Yes, but during evaluation, we batch triples not so/po pairs. If this is needed, we need a different evaluation job (and another one for negative sampling, I guess).

samuelbroscheit commented 5 years ago

Or just get the collate func from the Trainer and join it with the eval collate func? Shouldn't be that difficult.

def get_collate_func(trainer_collate_func):
    def my_collate_func(batch):
        my_result = doing stuff
        trainer_result =  trainer_collate_func(batch)
        return my_result, trainer_result
    return my_collate_func

I always implent validation loss automatically, but I am not going to fight for it if you are not convinced.

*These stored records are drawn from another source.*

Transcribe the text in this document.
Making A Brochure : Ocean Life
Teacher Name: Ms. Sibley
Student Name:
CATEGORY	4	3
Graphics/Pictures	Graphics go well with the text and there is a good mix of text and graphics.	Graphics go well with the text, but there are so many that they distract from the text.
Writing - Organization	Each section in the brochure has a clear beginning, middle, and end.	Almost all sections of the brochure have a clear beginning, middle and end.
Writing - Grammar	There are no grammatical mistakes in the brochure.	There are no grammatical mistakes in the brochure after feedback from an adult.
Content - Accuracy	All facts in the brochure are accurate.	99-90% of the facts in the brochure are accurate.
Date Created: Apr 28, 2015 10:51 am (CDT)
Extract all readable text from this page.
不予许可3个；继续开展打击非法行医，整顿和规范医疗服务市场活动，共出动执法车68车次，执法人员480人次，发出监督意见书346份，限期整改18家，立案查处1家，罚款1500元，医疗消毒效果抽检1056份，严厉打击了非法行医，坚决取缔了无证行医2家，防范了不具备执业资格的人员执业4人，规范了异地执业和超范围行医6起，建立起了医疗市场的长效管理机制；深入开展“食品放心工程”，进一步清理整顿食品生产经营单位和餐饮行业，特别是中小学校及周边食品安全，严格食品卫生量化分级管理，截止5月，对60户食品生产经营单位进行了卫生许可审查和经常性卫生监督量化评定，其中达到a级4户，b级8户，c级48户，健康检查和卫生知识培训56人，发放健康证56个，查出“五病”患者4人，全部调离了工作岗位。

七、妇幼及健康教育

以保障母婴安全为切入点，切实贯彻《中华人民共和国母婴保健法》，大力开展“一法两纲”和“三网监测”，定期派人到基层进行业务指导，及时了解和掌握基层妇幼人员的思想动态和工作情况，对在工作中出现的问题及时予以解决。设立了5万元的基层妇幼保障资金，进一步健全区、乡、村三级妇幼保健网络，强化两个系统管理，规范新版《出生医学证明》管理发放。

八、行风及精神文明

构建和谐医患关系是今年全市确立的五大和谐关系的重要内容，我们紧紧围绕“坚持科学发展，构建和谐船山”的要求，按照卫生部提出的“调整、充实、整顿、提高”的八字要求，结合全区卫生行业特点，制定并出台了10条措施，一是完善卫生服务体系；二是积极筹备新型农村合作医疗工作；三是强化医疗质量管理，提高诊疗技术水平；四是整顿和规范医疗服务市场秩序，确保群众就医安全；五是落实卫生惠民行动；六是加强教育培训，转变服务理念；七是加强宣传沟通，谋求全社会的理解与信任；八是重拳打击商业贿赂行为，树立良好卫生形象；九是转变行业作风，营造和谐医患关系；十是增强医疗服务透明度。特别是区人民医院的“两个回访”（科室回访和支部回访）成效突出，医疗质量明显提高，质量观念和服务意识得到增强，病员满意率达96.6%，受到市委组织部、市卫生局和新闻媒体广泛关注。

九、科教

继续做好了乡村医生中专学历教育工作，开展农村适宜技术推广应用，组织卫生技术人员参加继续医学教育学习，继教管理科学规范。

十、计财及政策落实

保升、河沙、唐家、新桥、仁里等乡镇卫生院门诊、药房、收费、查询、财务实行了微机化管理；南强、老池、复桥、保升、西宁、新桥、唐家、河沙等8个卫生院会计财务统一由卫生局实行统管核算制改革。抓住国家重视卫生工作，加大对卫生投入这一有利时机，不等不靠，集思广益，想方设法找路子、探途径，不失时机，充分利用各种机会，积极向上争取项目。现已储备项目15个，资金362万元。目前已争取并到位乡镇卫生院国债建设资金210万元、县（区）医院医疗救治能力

rgemulla commented 5 years ago

It's not so easy because (i) the evaluation code has two distinguish two types of things and (ii) we are scoring the same thing multiple times.

The best approach may be: rewrite the evaluation to not use triples but the sp/po approach (i.e., the 1-to-N collate as is). Then compute the MRR/HITS implementation on top of this. In addition to enable the computation of the loss, it should also be faster than our current approach since it computes less scores (e.g., if spo_1 and spo_2 occur in the validation data, we currently compute sp? twice).

rufex2001 commented 5 years ago

To me this is similar to the including test data during model selection: people do it but perhaps they shouldn't. While there is nothing wrong with selecting models based on the standard metrics, perhaps selecting based on loss is better. I'd personally like to see the difference, so if is not too much change, we could keep the option. Then, selecting what is the default behavior is the only required decision.

rgemulla commented 5 years ago

No it's different: it's perfectly fine to use the loss on validation data. The problem is that we cannot easily compute it right now without changing the way we implemented validation. I was suggesting to change how our implementation to (1) support loss computation and (2) make it faster.

rgemulla commented 5 years ago

The validation is currently by far the slowest part in training (when multiple jobs are run in parallel so that the GPU is saturated, most of the time is spent in validation). Addressing this issue should also help here. I'll add a priority tag because of this.